朝は夜露が蒸発するので湿気が多く、干してもふとんはかえって水分を多く吸ってしまいます。夕方も日が落ちると湿気は多くなります。効率よい時間帯は午前10時から午後2時ごろの、 太陽光線の一番強いときが適当です。
真夏は太陽光線(紫外線)が強いので、片面 一時間くらいで十分です。 あまり長時間だと側生地が色あせたり弱くなったりします。 また、ふとんを取り込んでから暫くの間は熱を逃がすのに部屋に広げて おきましょう。すぐに畳み込むと熱がこもって、暑くて寝られません。 冬は太陽光線の弱い分できるだけ長く干して日の当たるうちに取り込みましょう。 雨の降った翌日は、たとえ晴天でも地上から蒸発した水蒸気が多いので出来るだけ避けましょう。

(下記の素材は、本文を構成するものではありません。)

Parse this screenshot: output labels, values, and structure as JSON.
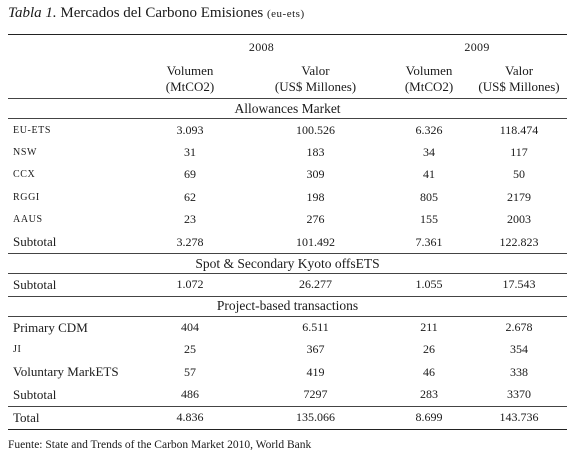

起きたばかりだと温もりのある内側(掛けふとんは下側、敷きふとんは上側) を乾燥させたくなります。でも実際は外側に水分がたまっているのです。
濃色の布などを掛けて干すと、直射日光を早く吸収して高温になるので 乾きやすくなります。また、側生地の変色などが防げるでしょう。
ふとんを取り込む際に力まかせに叩いていませんか。 いくら叩いても、ホコリはなくなりませんよ。叩けば叩くほど中綿の繊維が 切れてホコリとなって外に飛び出て、側生地を傷める原因にも成ります。 ふとんの側生地についたホコリを取り払う程度にしておいてください。 どうしてもダニが気になる方は掃除機をゆっくりかけてください。
通 常ダニは50℃以上の温度で30分以上加熱すれば死滅いたします。 乾燥の熱は長時間ふとんにこもっています。冬はポカポカと気持良いのですが、 夏は温風で乾燥させた後冷風を送り熱を取っておいた方が涼しく寝られます。 この時窓を開けるか換気扇などで湿気を外に出すことが大切です。
ふとん乾燥機が無い場合は、ふとんを椅子などに掛けた状態でエアコンを除湿にして扇風機をかけるとかなり湿気を取ってくれます。

朝起きてすぐにふとんを押入れに入れる方が多いのですが、これもあまりお勧めできません。 一晩中の寝汗などの水分が発散されないままに、押入れに入れるとかえって湿気を含んでしまう場合があります。寝起きと同時にふとんの外側を上にして暫く放っておきます。
押入れの下段には湿気が溜まりやすいので、スノコを利用して空気の通 り道を確保しておきましょう。梅雨時はとくに市販の湿気取り剤を利用すると便利です。しまい方の基本は重いものは下に軽いものは上に積み上げることです。掛けふとん等を敷きふとんの下に置いたりするとふとんの重みで掛けふとんのふっくらとした風合いが損なわれます。必ず敷きふとんやマットレスは下段に、掛けふとんなどは上段にしまいましょう。
一度使用したふとんを長時間しまうときは、よく乾燥させてからふとんの間に防虫剤や除湿剤を入れ、ふとん袋に入れて外からのホコリや虫から守ってください。購入の際に入っていたビニール製の袋は通 気性が悪く、長時間の保存には向いていません。市販されている専用のふとん収納袋などの利用をお勧め致します。 また、使わなくなった古いふとん類が数年も眠っている場合は思い切って処分しましょう。 古いふとんはカビやダニの温床にも成りやすくなります。健康のためにも押入れの中身を定期的に入れ替えることをお勧め致します。
ビニール圧縮パックを利用すれば、押入れのスペースを有効利用できます。 ただし取り出した後の復元の点で次の事に注意してください。 まず圧縮する前には充分に乾燥させて行ってください。乾燥が充分でないと シワの原因になります。羽毛ふとんはスモールフェザーの羽軸が生地から 出てしまうことが考えられますので、少しゆとりをもたして圧縮しましょう。 羊毛ふとんは繊維自体が絡み合う性格があるので回復力に劣るので あまりお勧めできません。